Under this NPR, retail lending analysis would count for much less under the new proposed exams, which could exacerbate banking deserts. Potential impacts of a ‘one ratio test’ include a reduction in valuing retail branches in LMI communities and the potential to encourage an over-reliance on the largest and easiest deals at the expense of small-dollar business and home mortgage lending in LMI communities and a reduction in partnerships with small non-profits who make significant local impact in LMI communities. The regulations would also result in the lack of differentiation for asset classes, meaning state or regional banks are being compared to the largest banks on performance.
This single-ratio approach completely disregards whether the community development and financial needs of an area are being served by the bank or its investments. And as a result, the nearly 200 organizations that make up Prosperity Indiana’s membership, that have served our neighborhoods for years, and whose experience and expertise is seriously considered as part of the current CRA examination process, will be rendered voiceless. We would no longer be able to identify and prioritize our needs. Nor would our members and partners be taken as seriously by examiners when bank actors behave inappropriately in our community.
The single ratio is a deeply flawed concept. This was made clear during previous public comment periods. Yet it still remains part of this proposed rule. Please listen to our members from across Indiana during this period. The single ratio must be discarded.
Further, the rule proposes that a bank must meet investment benchmarks in only a “significant portion” of its assessment areas in order to receive a satisfactory or outstanding rating. The rule suggests that a “significant portion” be defined as something more than 50 percent.
That approach would legalize and encourage redlining! Communities like those that our members represent across the entire state of Indiana will be in the areas that are left behind. Permitting such behavior would bring us back to an era where financial institutions had the option to draw red lines around—and deny financial services to—poor neighborhoods and all neighborhoods of color. Except this time, it’s worse because we understand, yet choose to ignore, history.
The OCC and FDIC acting without the participation of the Federal Reserve risks producing three separate sets of CRA regulations. That makes everyone’s job more complicated, less transparent, and results in confusion. And in the end, Indiana’s communities will lose.
The problems of the single ratio, the overly broad definitions of CRA-eligible investments, the gutting of communities’ voices, the speedy rule-making process, the credibility gap created by the Federal Reserve’s absence, and the lack of good faith and outreach from the OCC that drove this reckless proposal make it beyond repair.
Because the CRA was originally enacted to end redlining, the primary goal of CRA modernization should continue to prioritize the problem CRA was intended to fix.
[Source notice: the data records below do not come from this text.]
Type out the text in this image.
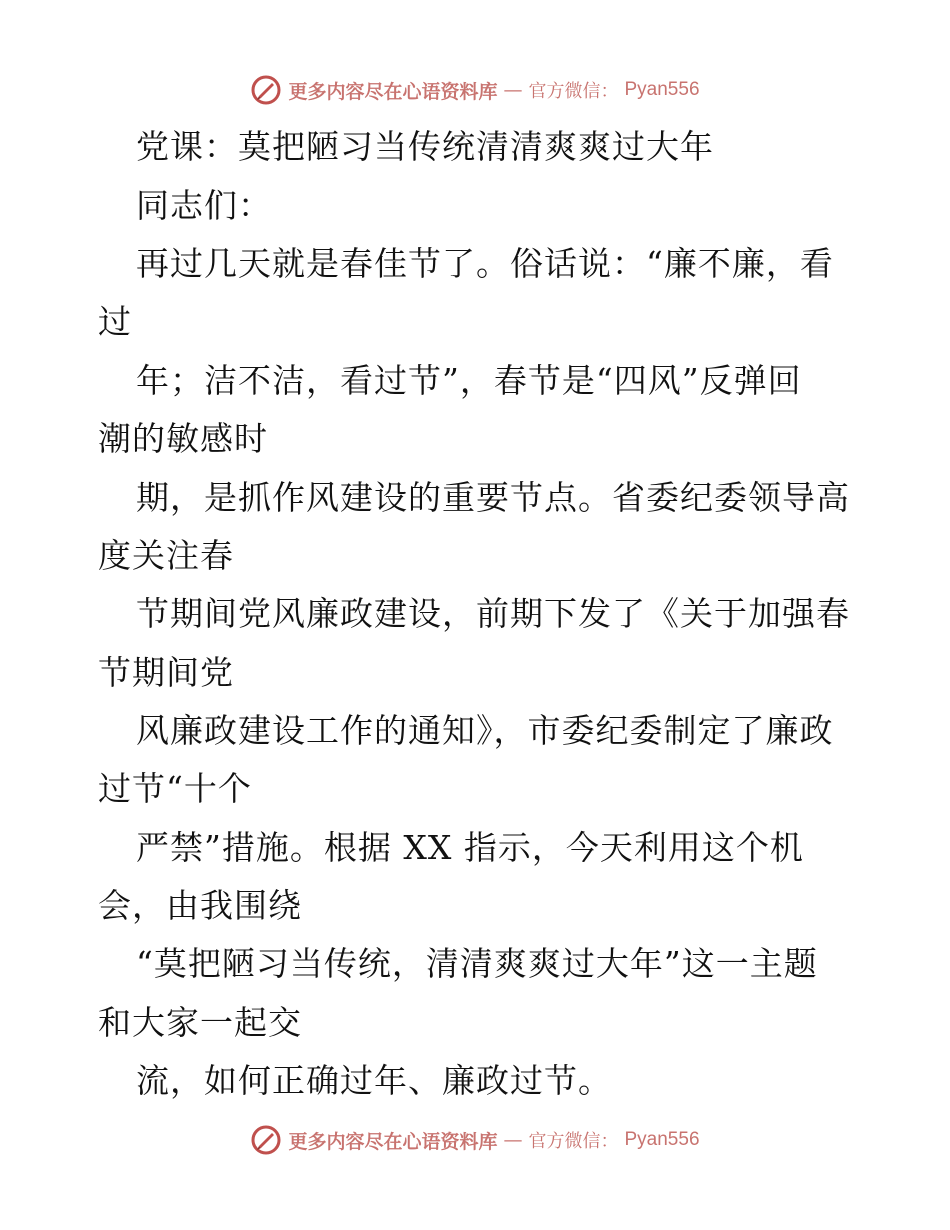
更多内容尽在心语资料库 — 官方微信： Pyan556
党课：莫把陋习当传统清清爽爽过大年
同志们：
再过几天就是春佳节了。俗话说：“廉不廉，看
过
年；洁不洁，看过节”，春节是“四风”反弹回
潮的敏感时
期，是抓作风建设的重要节点。省委纪委领导高
度关注春
节期间党风廉政建设，前期下发了《关于加强春
节期间党
风廉政建设工作的通知》，市委纪委制定了廉政
过节“十个
严禁”措施。根据 XX 指示，今天利用这个机
会，由我围绕
“莫把陋习当传统，清清爽爽过大年”这一主题
和大家一起交
流，如何正确过年、廉政过节。
更多内容尽在心语资料库 — 官方微信： Pyan556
Above all, it is critical for any CRA modernization to preserve the original intent of the CRA. But unfortunately, by damaging what counts in the CRA, where it counts, and how it counts, this proposal prioritizes policy compliance over impact and outcomes for the LMI families and communities that Prosperity Indiana and its members serve. On behalf of the low- and moderate-income people and places Prosperity Indiana serves, we ask that you please discard this proposal and start again. But if this rule does move forward, please keep our recommendations for Indiana’s communities at the forefront of the final rules.Thank you for your thoughtful consideration of these comments.